An official spokesman for Prime Minister Rishi Sunak praised Bairstow’s actions earlier on Wednesday, saying: “These sorts of selfish, guerrilla tactics that target events bringing joy to millions are exactly why the Government brought in new powers so the police can take swift action.
“The Prime Minister is pleased play was able to resume quickly and thanks security staff, the swift hands of Jonny Bairstow and other England players who stepped in.”
Broadcasters largely chose not to highlight the incident, but former Australia captain Ricky Ponting offered one cheeky reference in the morning session.
“I didn’t want to say anything, but the one chance that’s come Jonny’s way, he’s held on to so far,” Ponting joked on Sky Sports.
A spokesperson for the Metropolitan Police said on Twitter: “We are aware of protesters on the Lord’s Cricket Ground pitch today, Wednesday, 28 June. Police have arrested three people and taken them into custody.”
Guy Lavender, chief executive of the Marylebone Cricket Club, which owns Lord’s, criticised those involved.

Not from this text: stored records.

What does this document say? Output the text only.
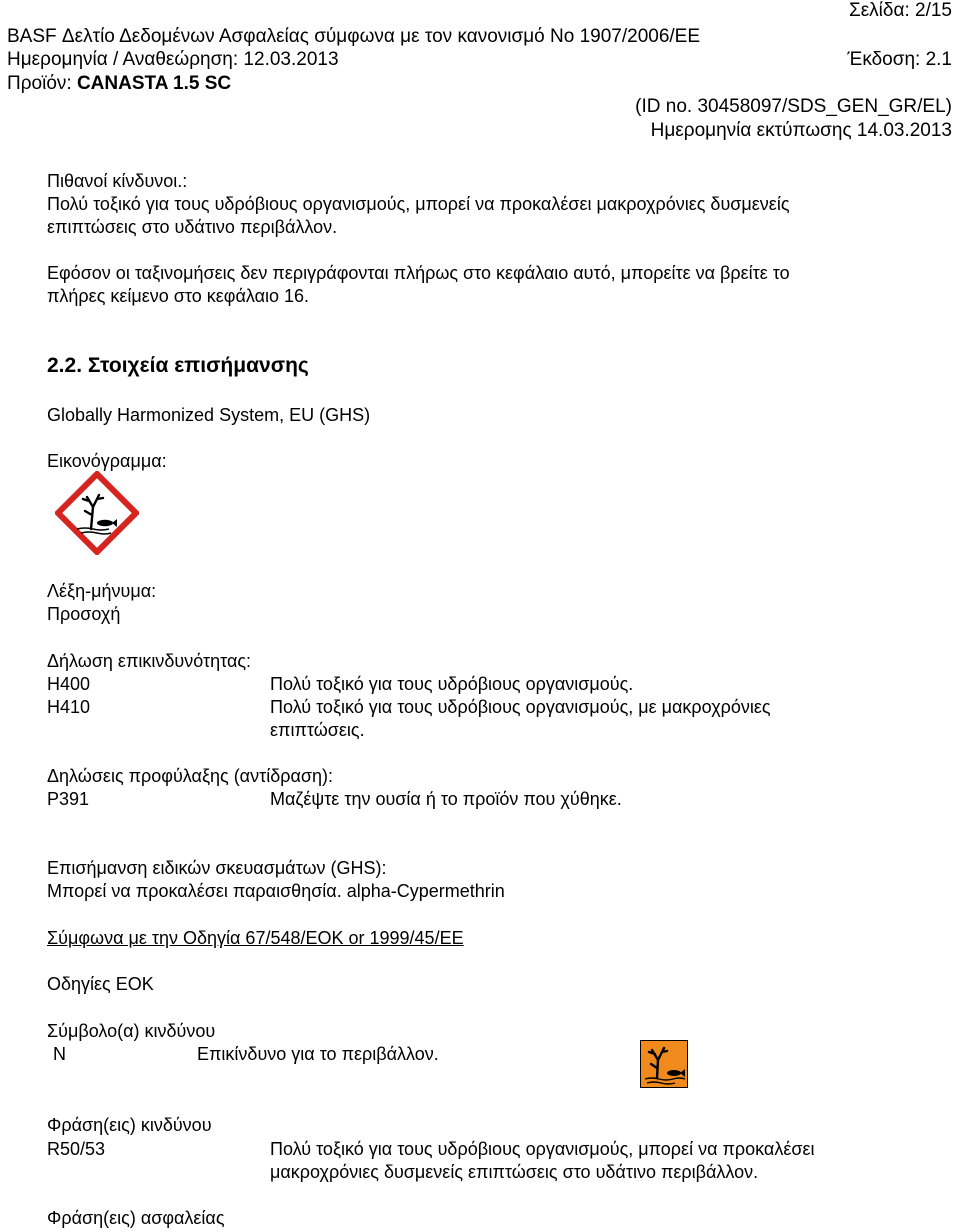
Σελίδα: 2/15
BASF Δελτίο Δεδομένων Ασφαλείας σύμφωνα με τον κανονισμό No 1907/2006/EE
Ημερομηνία / Αναθεώρηση: 12.03.2013	Έκδοση: 2.1
Προϊόν: CANASTA 1.5 SC
(ID no. 30458097/SDS_GEN_GR/EL)
Ημερομηνία εκτύπωσης 14.03.2013
Πιθανοί κίνδυνοι.:
Πολύ τοξικό για τους υδρόβιους οργανισμούς, μπορεί να προκαλέσει μακροχρόνιες δυσμενείς
επιπτώσεις στο υδάτινο περιβάλλον.
Εφόσον οι ταξινομήσεις δεν περιγράφονται πλήρως στο κεφάλαιο αυτό, μπορείτε να βρείτε το
πλήρες κείμενο στο κεφάλαιο 16.
2.2. Στοιχεία επισήμανσης
Globally Harmonized System, EU (GHS)
Εικονόγραμμα:
Λέξη-μήνυμα:
Προσοχή
Δήλωση επικινδυνότητας:
H400	Πολύ τοξικό για τους υδρόβιους οργανισμούς.
H410	Πολύ τοξικό για τους υδρόβιους οργανισμούς, με μακροχρόνιες
επιπτώσεις.
Δηλώσεις προφύλαξης (αντίδραση):
P391	Μαζέψτε την ουσία ή το προϊόν που χύθηκε.
Επισήμανση ειδικών σκευασμάτων (GHS):
Μπορεί να προκαλέσει παραισθησία. alpha-Cypermethrin
Σύμφωνα με την Οδηγία 67/548/ΕΟΚ or 1999/45/ΕΕ
Οδηγίες ΕΟΚ
Σύμβολο(α) κινδύνου
N	Επικίνδυνο για το περιβάλλον.
Φράση(εις) κινδύνου
R50/53	Πολύ τοξικό για τους υδρόβιους οργανισμούς, μπορεί να προκαλέσει
μακροχρόνιες δυσμενείς επιπτώσεις στο υδάτινο περιβάλλον.
Φράση(εις) ασφαλείας
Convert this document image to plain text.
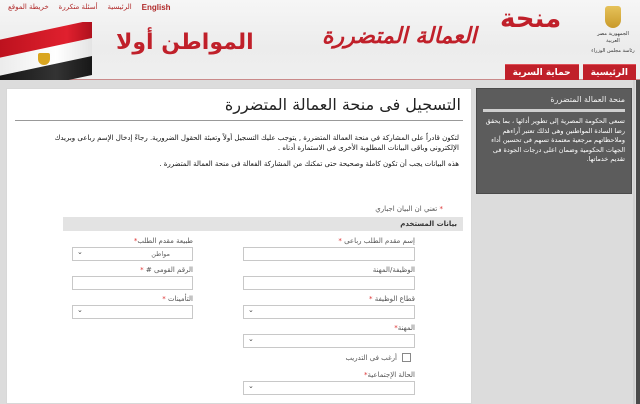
خريطة الموقع أسئلة متكررة الرئيسية English
المواطن أولا
منحة
العمالة المتضررة	الجمهورية مصر العربية
رئاسة مجلس الوزراء
الرئيسية
حماية السرية
منحة العمالة المتضررة

تسعى الحكومة المصرية إلى تطوير أدائها ، بما يحقق رضا السادة المواطنين وهى لذلك تعتبر آراءهم وملاحظاتهم مرجعية معتمدة تسهم فى تحسين أداء الجهات الحكومية وضمان اعلى درجات الجودة فى تقديم خدماتها.

التسجيل فى منحة العمالة المتضررة

لتكون قادراً على المشاركة في منحة العمالة المتضررة , يتوجب عليك التسجيل أولاً وتعبئة الحقول الضرورية. رجاءً إدخال الإسم رباعى وبريدك الإلكترونى وباقى البيانات المطلوبة الأخرى فى الاستمارة أدناه .

هذه البيانات يجب أن تكون كاملة وصحيحة حتى تمكنك من المشاركة الفعالة فى منحة العمالة المتضررة .

* تعني ان البيان اجباري
بيانات المستخدم
إسم مقدم الطلب رباعى *
طبيعة مقدم الطلب*
مواطن
⌄
الوظيفة/المهنة
الرقم القومى # *
قطاع الوظيفة *
⌄
التأمينات *
⌄
المهنة*
⌄
أرغب فى التدريب
الحالة الإجتماعية*
⌄
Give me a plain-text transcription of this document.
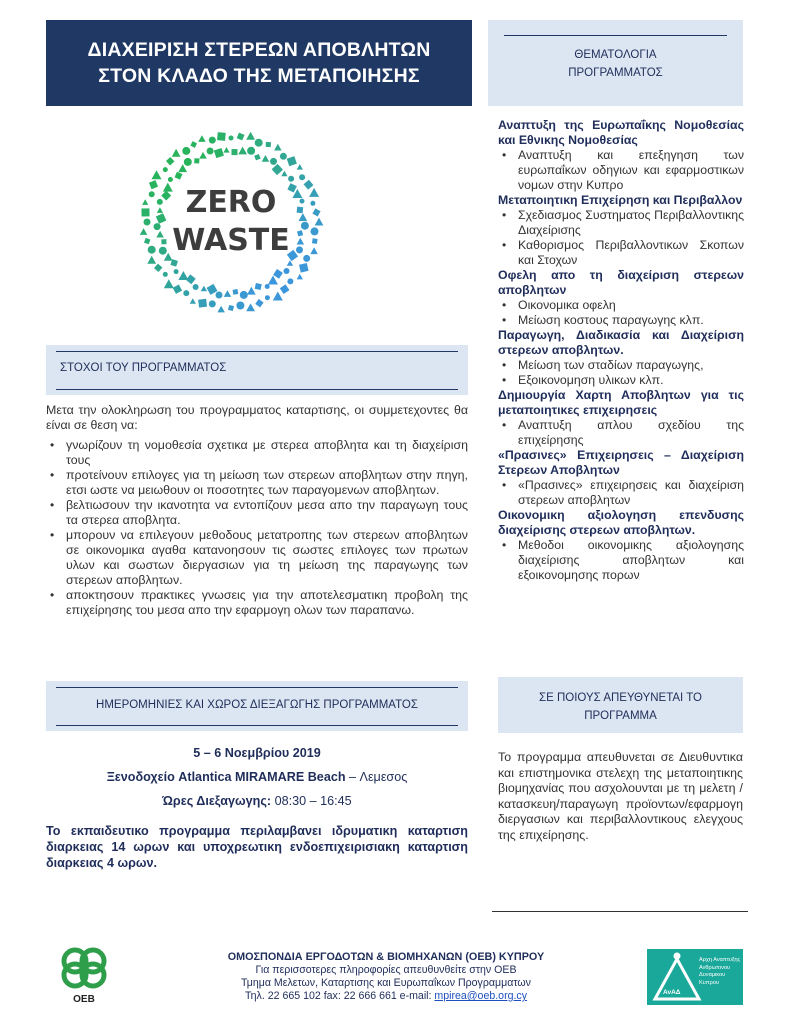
ΔΙΑΧΕΙΡΙΣΗ ΣΤΕΡΕΩΝ ΑΠΟΒΛΗΤΩΝ
ΣΤΟΝ ΚΛΑΔΟ ΤΗΣ ΜΕΤΑΠΟΙΗΣΗΣ
ZERO
WASTE
ΣΤΟΧΟΙ ΤΟΥ ΠΡΟΓΡΑΜΜΑΤΟΣ
Μετα την ολοκληρωση του προγραμματος καταρτισης, οι συμμετεχοντες θα είναι σε θεση να:
• γνωρίζουν τη νομοθεσία σχετικα με στερεα αποβλητα και τη διαχείριση τους
• προτείνουν επιλογες για τη μείωση των στερεων αποβλητων στην πηγη, ετσι ωστε να μειωθουν οι ποσοτητες των παραγομενων αποβλητων.
• βελτιωσουν την ικανοτητα να εντοπίζουν μεσα απο την παραγωγη τους τα στερεα αποβλητα.
• μπορουν να επιλεγουν μεθοδους μετατροπης των στερεων αποβλητων σε οικονομικα αγαθα κατανοησουν τις σωστες επιλογες των πρωτων υλων και σωστων διεργασιων για τη μείωση της παραγωγης των στερεων αποβλητων.
• αποκτησουν πρακτικες γνωσεις για την αποτελεσματικη προβολη της επιχείρησης του μεσα απο την εφαρμογη ολων των παραπανω.
ΗΜΕΡΟΜΗΝΙΕΣ ΚΑΙ ΧΩΡΟΣ ΔΙΕΞΑΓΩΓΗΣ ΠΡΟΓΡΑΜΜΑΤΟΣ
5 – 6 Νοεμβρίου 2019
Ξενοδοχείο Atlantica MIRAMARE Beach – Λεμεσος
Ώρες Διεξαγωγης: 08:30 – 16:45
Το εκπαιδευτικο προγραμμα περιλαμβανει ιδρυματικη καταρτιση διαρκειας 14 ωρων και υποχρεωτικη ενδοεπιχειρισιακη καταρτιση διαρκειας 4 ωρων.
ΘΕΜΑΤΟΛΟΓΙΑ
ΠΡΟΓΡΑΜΜΑΤΟΣ
Αναπτυξη της Ευρωπαΐκης Νομοθεσίας και Εθνικης Νομοθεσίας
• Αναπτυξη και επεξηγηση των ευρωπαΐκων οδηγιων και εφαρμοστικων νομων στην Κυπρο
Μεταποιητικη Επιχείρηση και Περιβαλλον
• Σχεδιασμος Συστηματος Περιβαλλοντικης Διαχείρισης
• Καθορισμος Περιβαλλοντικων Σκοπων και Στοχων
Οφελη απο τη διαχείριση στερεων αποβλητων
• Οικονομικα οφελη
• Μείωση κοστους παραγωγης κλπ.
Παραγωγη, Διαδικασία και Διαχείριση στερεων αποβλητων.
• Μείωση των σταδίων παραγωγης,
• Εξοικονομηση υλικων κλπ.
Δημιουργία Χαρτη Αποβλητων για τις μεταποιητικες επιχειρησεις
• Αναπτυξη απλου σχεδίου της επιχείρησης
«Πρασινες» Επιχειρησεις – Διαχείριση Στερεων Αποβλητων
• «Πρασινες» επιχειρησεις και διαχείριση στερεων αποβλητων
Οικονομικη αξιολογηση επενδυσης διαχείρισης στερεων αποβλητων.
• Μεθοδοι οικονομικης αξιολογησης διαχείρισης αποβλητων και εξοικονομησης πορων
ΣΕ ΠΟΙΟΥΣ ΑΠΕΥΘΥΝΕΤΑΙ ΤΟ
ΠΡΟΓΡΑΜΜΑ
Το προγραμμα απευθυνεται σε Διευθυντικα και επιστημονικα στελεχη της μεταποιητικης βιομηχανίας που ασχολουνται με τη μελετη / κατασκευη/παραγωγη προϊοντων/εφαρμογη διεργασιων και περιβαλλοντικους ελεγχους της επιχείρησης.
OEB
ΟΜΟΣΠΟΝΔΙΑ ΕΡΓΟΔΟΤΩΝ & ΒΙΟΜΗΧΑΝΩΝ (ΟΕΒ) ΚΥΠΡΟΥ
Για περισσοτερες πληροφορίες απευθυνθείτε στην ΟΕΒ
Τμημα Μελετων, Καταρτισης και Ευρωπαΐκων Προγραμματων
Τηλ. 22 665 102 fax: 22 666 661 e-mail: mpirea@oeb.org.cy	ΑνΑΔ
Αρχη Αναπτυξης
Ανθρωπινου
Δυναμικου
Κυπρου
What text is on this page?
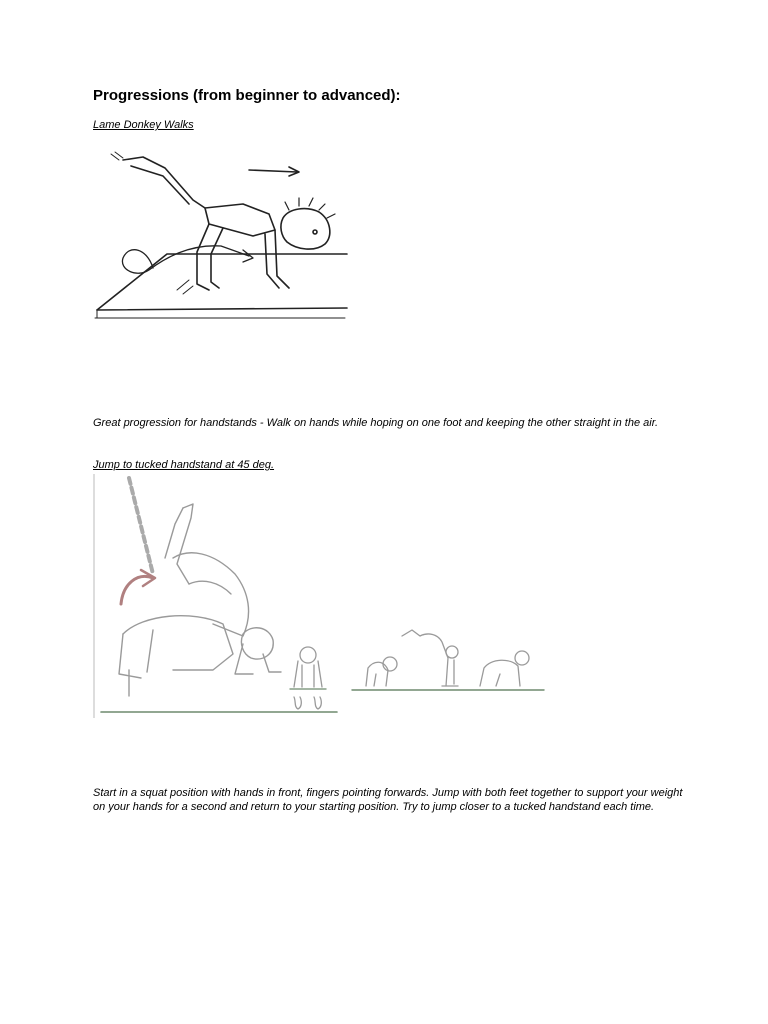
Progressions (from beginner to advanced):

Lame Donkey Walks

Great progression for handstands - Walk on hands while hoping on one foot and keeping the other straight in the air.

Jump to tucked handstand at 45 deg.

Start in a squat position with hands in front, fingers pointing forwards. Jump with both feet together to support your weight on your hands for a second and return to your starting position. Try to jump closer to a tucked handstand each time.
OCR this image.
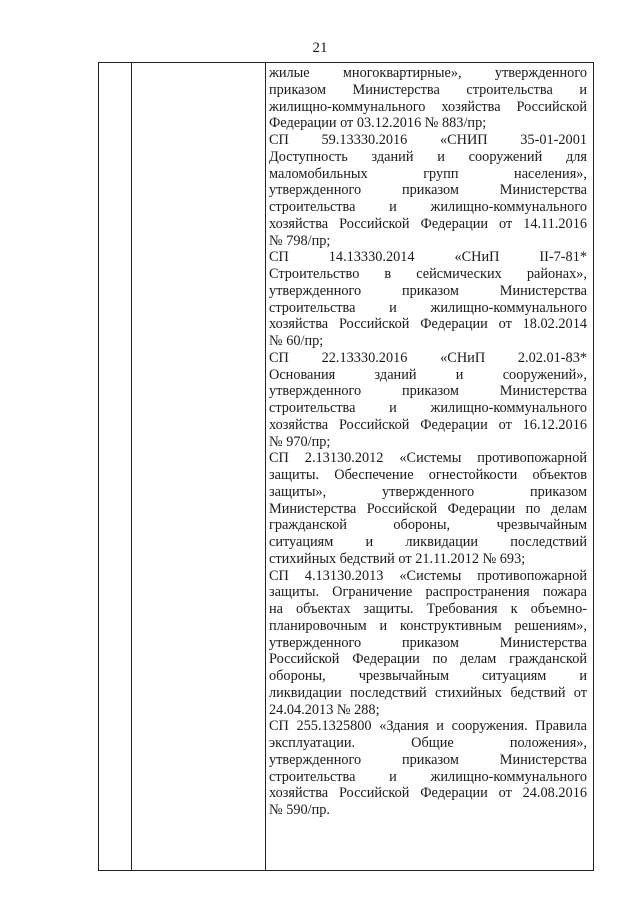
21
жилые многоквартирные», утвержденного
приказом Министерства строительства и
жилищно-коммунального хозяйства Российской
Федерации от 03.12.2016 № 883/пр;
СП 59.13330.2016 «СНИП 35-01-2001
Доступность зданий и сооружений для
маломобильных групп населения»,
утвержденного приказом Министерства
строительства и жилищно-коммунального
хозяйства Российской Федерации от 14.11.2016
№ 798/пр;
СП 14.13330.2014 «СНиП II-7-81*
Строительство в сейсмических районах»,
утвержденного приказом Министерства
строительства и жилищно-коммунального
хозяйства Российской Федерации от 18.02.2014
№ 60/пр;
СП 22.13330.2016 «СНиП 2.02.01-83*
Основания зданий и сооружений»,
утвержденного приказом Министерства
строительства и жилищно-коммунального
хозяйства Российской Федерации от 16.12.2016
№ 970/пр;
СП 2.13130.2012 «Системы противопожарной
защиты. Обеспечение огнестойкости объектов
защиты», утвержденного приказом
Министерства Российской Федерации по делам
гражданской обороны, чрезвычайным
ситуациям и ликвидации последствий
стихийных бедствий от 21.11.2012 № 693;
СП 4.13130.2013 «Системы противопожарной
защиты. Ограничение распространения пожара
на объектах защиты. Требования к объемно-
планировочным и конструктивным решениям»,
утвержденного приказом Министерства
Российской Федерации по делам гражданской
обороны, чрезвычайным ситуациям и
ликвидации последствий стихийных бедствий от
24.04.2013 № 288;
СП 255.1325800 «Здания и сооружения. Правила
эксплуатации. Общие положения»,
утвержденного приказом Министерства
строительства и жилищно-коммунального
хозяйства Российской Федерации от 24.08.2016
№ 590/пр.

He said: “MCC condemn in the strongest possible terms today’s pitch incursion and with the behaviour of the protesters involved.
“Their actions not only endanger themselves and those who work at the ground, but they have consistently shown complete disregard for the people who pay to attend events, not just here at Lord’s but around the country at other sporting venues.”
Just Stop Oil said on Twitter: “At 11am, three Just Stop Oil supporters stormed the pitch at Lord’s Cricket Ground in a cloud of orange powder paint and disrupted the #Ashes2023 Second Test between England and Australia.”
Just Stop Oil protesters previously delayed England’s arrival for day one of their one-off Test against Ireland on June 1 by standing in front of their team coach outside their Kensington hotel.
Bairstow highlighted the incident at the time by posting a picture on his Instagram story.
Just Stop Oil protesters also disrupted the Gallagher Premiership final at Twickenham between Saracens and Sale last month, while a similar incident occurred at the Crucible during the World Snooker Championship in April.